Only 5 percent of US consumers want their next vehicle to be a battery electric vehicle, according to a new survey by Deloitte. The consulting company gathered data from more than 31,000 people across 30 countries as part of its 2025 Global Automotive Consumer Study, and some of the results are rather interesting, as they pertain to technologies like new powertrains, connectivity, and artificial intelligence.

Among US consumers, internal combustion engines (ICE) remain number one, with 62 percent indicating that their next car will not be electrified. Another 1 in 5 would like a hybrid for their next vehicle, with a further 6 percent desiring a plug-in hybrid. (The remaining survey respondents either did not know or wanted some other powertrain option.)

By contrast, only 38 percent of Chinese consumers want to stick with ICE; meanwhile, 27 percent of them want a BEV next. That’s a far higher percentage than in other large nations—in Germany, only 14 percent want a BEV; in the UK and Canada, only 8 percent are BEV-bound; and in Japan, the number is a mere 3 percent.
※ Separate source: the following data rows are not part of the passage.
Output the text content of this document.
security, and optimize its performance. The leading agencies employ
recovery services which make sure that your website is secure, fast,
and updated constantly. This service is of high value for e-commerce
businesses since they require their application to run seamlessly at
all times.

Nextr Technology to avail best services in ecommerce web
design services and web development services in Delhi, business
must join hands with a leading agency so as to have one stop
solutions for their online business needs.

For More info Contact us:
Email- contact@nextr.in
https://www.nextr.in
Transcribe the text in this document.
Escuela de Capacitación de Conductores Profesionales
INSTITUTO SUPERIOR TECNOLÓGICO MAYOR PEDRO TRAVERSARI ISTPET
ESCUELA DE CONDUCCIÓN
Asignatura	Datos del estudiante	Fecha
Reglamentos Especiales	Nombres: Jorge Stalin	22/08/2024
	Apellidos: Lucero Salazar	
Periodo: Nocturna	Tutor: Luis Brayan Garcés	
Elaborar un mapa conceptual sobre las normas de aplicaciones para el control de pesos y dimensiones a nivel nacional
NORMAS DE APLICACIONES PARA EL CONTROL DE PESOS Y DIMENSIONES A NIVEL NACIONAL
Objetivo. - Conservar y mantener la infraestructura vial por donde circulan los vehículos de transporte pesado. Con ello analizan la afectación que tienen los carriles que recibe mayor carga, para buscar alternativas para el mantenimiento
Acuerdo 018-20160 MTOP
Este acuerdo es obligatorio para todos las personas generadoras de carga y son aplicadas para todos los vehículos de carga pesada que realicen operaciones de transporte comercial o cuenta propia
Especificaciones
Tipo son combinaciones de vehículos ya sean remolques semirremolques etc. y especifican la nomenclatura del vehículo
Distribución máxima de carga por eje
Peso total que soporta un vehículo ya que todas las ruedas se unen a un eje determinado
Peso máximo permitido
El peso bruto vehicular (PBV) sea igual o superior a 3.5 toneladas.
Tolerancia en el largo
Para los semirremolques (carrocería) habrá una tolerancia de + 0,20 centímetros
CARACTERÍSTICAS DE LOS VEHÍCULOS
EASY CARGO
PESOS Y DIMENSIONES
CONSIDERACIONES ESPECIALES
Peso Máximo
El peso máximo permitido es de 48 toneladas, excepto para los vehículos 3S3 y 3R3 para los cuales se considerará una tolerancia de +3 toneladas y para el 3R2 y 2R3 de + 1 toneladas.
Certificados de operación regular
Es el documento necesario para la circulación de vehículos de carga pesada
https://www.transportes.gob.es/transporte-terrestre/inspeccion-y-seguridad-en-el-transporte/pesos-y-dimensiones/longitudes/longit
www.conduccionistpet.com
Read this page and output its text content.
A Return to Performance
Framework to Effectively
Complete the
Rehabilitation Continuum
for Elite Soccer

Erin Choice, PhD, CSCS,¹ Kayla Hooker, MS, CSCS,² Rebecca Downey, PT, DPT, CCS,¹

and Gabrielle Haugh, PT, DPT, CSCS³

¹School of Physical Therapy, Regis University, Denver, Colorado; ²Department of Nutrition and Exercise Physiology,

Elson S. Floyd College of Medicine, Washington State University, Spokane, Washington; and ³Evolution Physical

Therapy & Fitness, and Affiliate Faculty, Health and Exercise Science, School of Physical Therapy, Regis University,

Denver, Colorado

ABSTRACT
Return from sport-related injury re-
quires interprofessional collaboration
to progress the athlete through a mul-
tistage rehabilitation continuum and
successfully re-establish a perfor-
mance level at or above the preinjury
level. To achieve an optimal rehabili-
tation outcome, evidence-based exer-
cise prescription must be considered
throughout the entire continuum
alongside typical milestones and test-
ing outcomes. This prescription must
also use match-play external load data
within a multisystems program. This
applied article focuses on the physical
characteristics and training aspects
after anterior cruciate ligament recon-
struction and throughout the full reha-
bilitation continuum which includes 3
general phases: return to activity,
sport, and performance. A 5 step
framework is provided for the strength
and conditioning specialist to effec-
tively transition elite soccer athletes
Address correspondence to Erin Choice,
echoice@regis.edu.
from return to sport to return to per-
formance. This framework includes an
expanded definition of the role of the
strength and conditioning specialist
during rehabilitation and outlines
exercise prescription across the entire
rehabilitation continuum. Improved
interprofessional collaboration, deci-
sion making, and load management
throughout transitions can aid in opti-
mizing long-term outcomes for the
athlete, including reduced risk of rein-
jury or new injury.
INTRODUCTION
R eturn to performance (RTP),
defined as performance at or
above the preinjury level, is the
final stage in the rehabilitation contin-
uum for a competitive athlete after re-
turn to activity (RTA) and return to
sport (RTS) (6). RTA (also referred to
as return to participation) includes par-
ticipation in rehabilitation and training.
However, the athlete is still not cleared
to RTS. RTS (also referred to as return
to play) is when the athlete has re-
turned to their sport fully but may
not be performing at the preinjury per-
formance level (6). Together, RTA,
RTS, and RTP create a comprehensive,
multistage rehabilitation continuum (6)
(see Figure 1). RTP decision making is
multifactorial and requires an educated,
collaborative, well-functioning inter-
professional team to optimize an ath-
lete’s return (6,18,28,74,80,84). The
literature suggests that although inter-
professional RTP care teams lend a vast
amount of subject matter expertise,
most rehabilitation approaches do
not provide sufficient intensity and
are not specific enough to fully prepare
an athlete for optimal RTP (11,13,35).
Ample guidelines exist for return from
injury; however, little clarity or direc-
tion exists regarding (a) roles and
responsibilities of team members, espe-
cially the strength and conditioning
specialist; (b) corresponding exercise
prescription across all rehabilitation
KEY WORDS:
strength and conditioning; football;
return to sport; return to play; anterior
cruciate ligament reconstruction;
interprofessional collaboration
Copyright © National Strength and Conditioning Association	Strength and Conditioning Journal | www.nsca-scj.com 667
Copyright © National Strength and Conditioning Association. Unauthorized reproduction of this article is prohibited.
Meanwhile, hybrids are far more attractive to consumers in most countries. While only 16 percent of Chinese and 12 percent of German consumers indicated this preference, 23 percent of Canadians, 24 percent of UK consumers, and 35 percent of Japanese consumers replied that they were looking for a hybrid for their next car.

Deloitte suspects that some of this reticence toward BEVs “could be due, in part, to lingering affordability concerns.” The hoped-for parity in the cost of a BEV powertrain and an ICE powertrain has still not arrived, and fully 45 percent of US consumers said they did not want to pay more than $34,999 for their next car (11 percent said less than $15,000, 9 percent said $15,000–$19,999, and the remaining 25 percent said $20,000–$34,999.)

Why the reticence?

Despite popular sentiment, there are actually quite a few electric vehicles available for much less than the average new vehicle price of $47,000. But other than the Nissan Leaf, all of them have prices starting with a “3.” (Meanwhile, 75 percent of car buyers in the US buy used cars, and the transition to electrification will not change that underlying reality.)